Аластриона: Маленький рыцарь - страница 3
– В пекло любовь! – проворчал Блейк, делая последний виток.
Подобные песни всегда раздражали. Будь его воля, он бы дал каждому местному менестрелю и заморскому трубадуру кузнечный молот и заставил попотеть у наковальни от алой зари до багрового заката, а потом бы глянул, как они перебирают струны кровавыми мозолями и поют дрожащими голосами о любви лордов из высоких замков.
Любить надо молча, без вздохов. Вот он, деревенский кузнец, привык выражать чувства к жене и дочери лишь молчаливой заботой о них. И никаких реверансов.
***
Сельма с жалостью смотрела на шестилетнюю дочь. Та месила тесто и даже не пыталась скрыть, насколько ей противно это занятие. Дочь вообще не была расположена к ведению домашнего хозяйства: готовка, шитье, обработка льна и стирка – все это встречалось с одинаково кислым выражением хорошенького лица, тоскливым взглядом и надутыми губами.

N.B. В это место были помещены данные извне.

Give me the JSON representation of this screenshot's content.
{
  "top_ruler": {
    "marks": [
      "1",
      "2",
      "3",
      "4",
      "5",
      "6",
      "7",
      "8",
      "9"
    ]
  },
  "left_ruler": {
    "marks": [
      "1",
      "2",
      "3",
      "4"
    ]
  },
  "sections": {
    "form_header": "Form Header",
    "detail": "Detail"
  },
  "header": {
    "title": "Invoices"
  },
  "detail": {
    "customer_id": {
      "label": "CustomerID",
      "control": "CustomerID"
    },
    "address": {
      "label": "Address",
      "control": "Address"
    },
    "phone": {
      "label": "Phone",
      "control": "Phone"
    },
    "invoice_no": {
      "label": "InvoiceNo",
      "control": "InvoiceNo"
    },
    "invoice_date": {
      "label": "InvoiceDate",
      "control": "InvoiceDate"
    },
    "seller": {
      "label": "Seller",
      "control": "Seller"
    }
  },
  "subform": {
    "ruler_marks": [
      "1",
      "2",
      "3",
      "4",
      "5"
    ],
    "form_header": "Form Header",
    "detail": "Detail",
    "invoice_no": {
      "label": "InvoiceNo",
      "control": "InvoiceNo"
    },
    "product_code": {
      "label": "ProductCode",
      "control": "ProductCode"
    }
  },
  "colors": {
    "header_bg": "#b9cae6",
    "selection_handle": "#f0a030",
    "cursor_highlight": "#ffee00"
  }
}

– Муки подсыпь – прилипает.
Аластриона со вздохом зачерпнула пригоршню серой муки.
– Куда так много?!
Пальцы разжались, пропуская струйки.
– Столько? – буркнула дочь.
– Столько, – со вздохом подтвердила мать.
И снова надутые губы, снова неумело мнущие тесто руки и осыпающаяся на пол мука.
– Мужу своему так же готовить будешь? – поинтересовалась мать.
Аластриона почесала нос тыльной стороной ладони.
– Пусть он мне готовит.
Сельма улыбнулась.
– А шить?
– Тоже он.
– А стирать?
– Тем более он!
– А чем же ты будешь заниматься?! – с насмешкой спросила мать.
Черные глаза в задумчивости устремились в потолок, затем последовал невозмутимый ответ:
– Я буду рыцарем!
Улыбку матери как рукой сняло.
– Где это видано, чтобы женщина была рыцарем? Кто тебе позволит надеть мужское платье и латы?
Аластриона пожала плечами.
– А кто мне запретит?
Сельма зашептала в ужасе:
– Одумайся, дочь! Ты идешь против своего естества! Рожать и вести хозяйство – вот твой удел! Так было всегда!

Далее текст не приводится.